The comparative experimental results are shown in Table 4. The method mentioned in this paper possesses superior grading accuracy on the vegetable grading test set: 95.12%. Moreover, the improved EfficientNet model is better than VGGNet16, ResNet50, and DenseNet169 on the test set, and the accuracy rates increased by 8.34%, 6.67%, and 4.29%, respectively. In comparison to the above three networks that enhance classification accuracy by increasing network depth, the improved model in this paper integrates the advantages of the lightweight module, CA module, CBAM module, and EfficientNet to reduce the amount of calculation and avoid excessive work during the fitting phenomenon, and efforts are made to preserve the characteristics of the input image to the greatest extent possible. In comparison to the three aforementioned classic convolutional neural networks, the approach advocated in this paper not only enhances accuracy but also mitigates the volume of model parameters.

Table 4

Table 4. Comparison of experimental results.

The observation is evident from Figure 6: the accuracy of the four models increases with the number of iterations until it levels off. When the number of iterations reaches approximately 30, it becomes evident that the enhanced EfficientNet model exhibits the most rapid increase in accuracy and achieves significantly faster convergence compared to the other two models. However, as the number of iterations approaches 50, the accuracy of all four models tends to stabilize, showing similar performance levels.

Figure 6

Figure 6. Comparison of the accuracy rates of the different models.

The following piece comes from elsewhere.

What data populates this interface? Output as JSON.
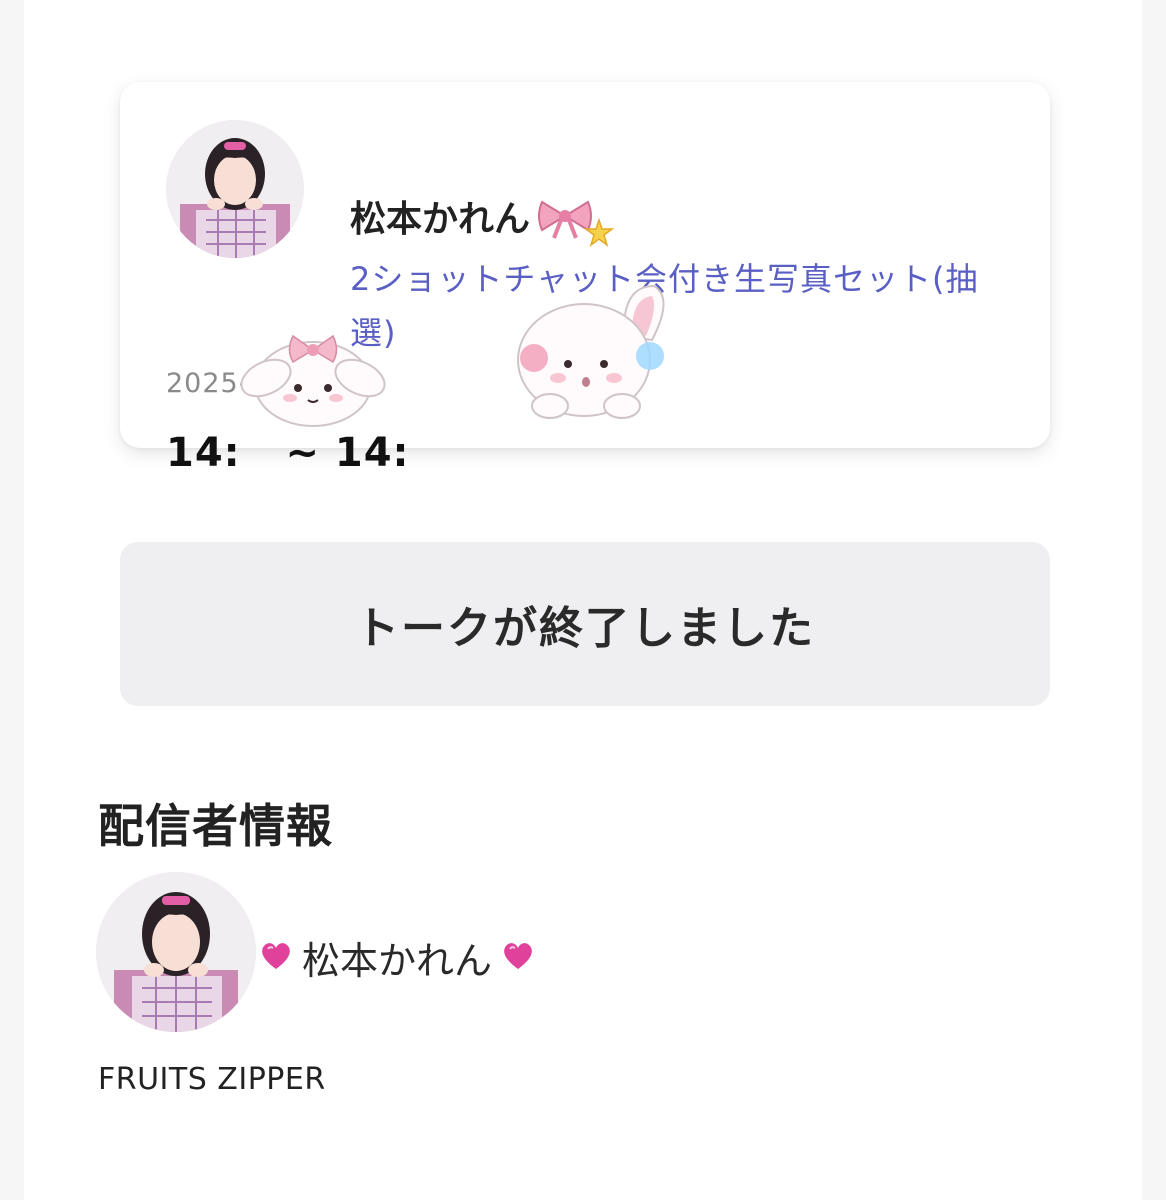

For the purpose of further verifying the effectiveness of the improved model, this paper conducted four ablation experiments. Among them, Experiment 1 employed the original EfficientNet model to be trained on the vegetable quality grading dataset. Experiment 2 is based on the original EfficientNet model, substituting the SE module in the MBConv structure with the CA module. Moreover, Experiment 3 was used to build a lightweight model by adding the lightweight module CBAM to the last layer of the network based on the original EfficientNet. Additionally, Experiment 4 is based on the original EfficientNet; that is, replacing the SE module in the MBConv structure with the CA module and adding a lightweight module (CBAM) to the last layer of the network to form the final improved EfficientNet model (refer to Table 5).

Table 5

Table 5. Ablation experiment results.

5 Conclusion

Due to the fact that the majority of vegetable quality grading utilizes traditional manual methods, this paper first gathered and produced six vegetable quality grading datasets and proposed an improved CA-EfficientNet-CBAM model for vegetable quality grading. First, the improved model was trained on six vegetable grading datasets and compared with the original model to test the grading effect of the improved model. Subsequently, the model was compared with the VGGNet16, ResNet50, and DenseNet169 network models on the vegetable grading dataset, and ultimately, an ablation experiment was conducted. Both the comparison experiment and the ablation experiment validated the viability and efficacy of the improved model.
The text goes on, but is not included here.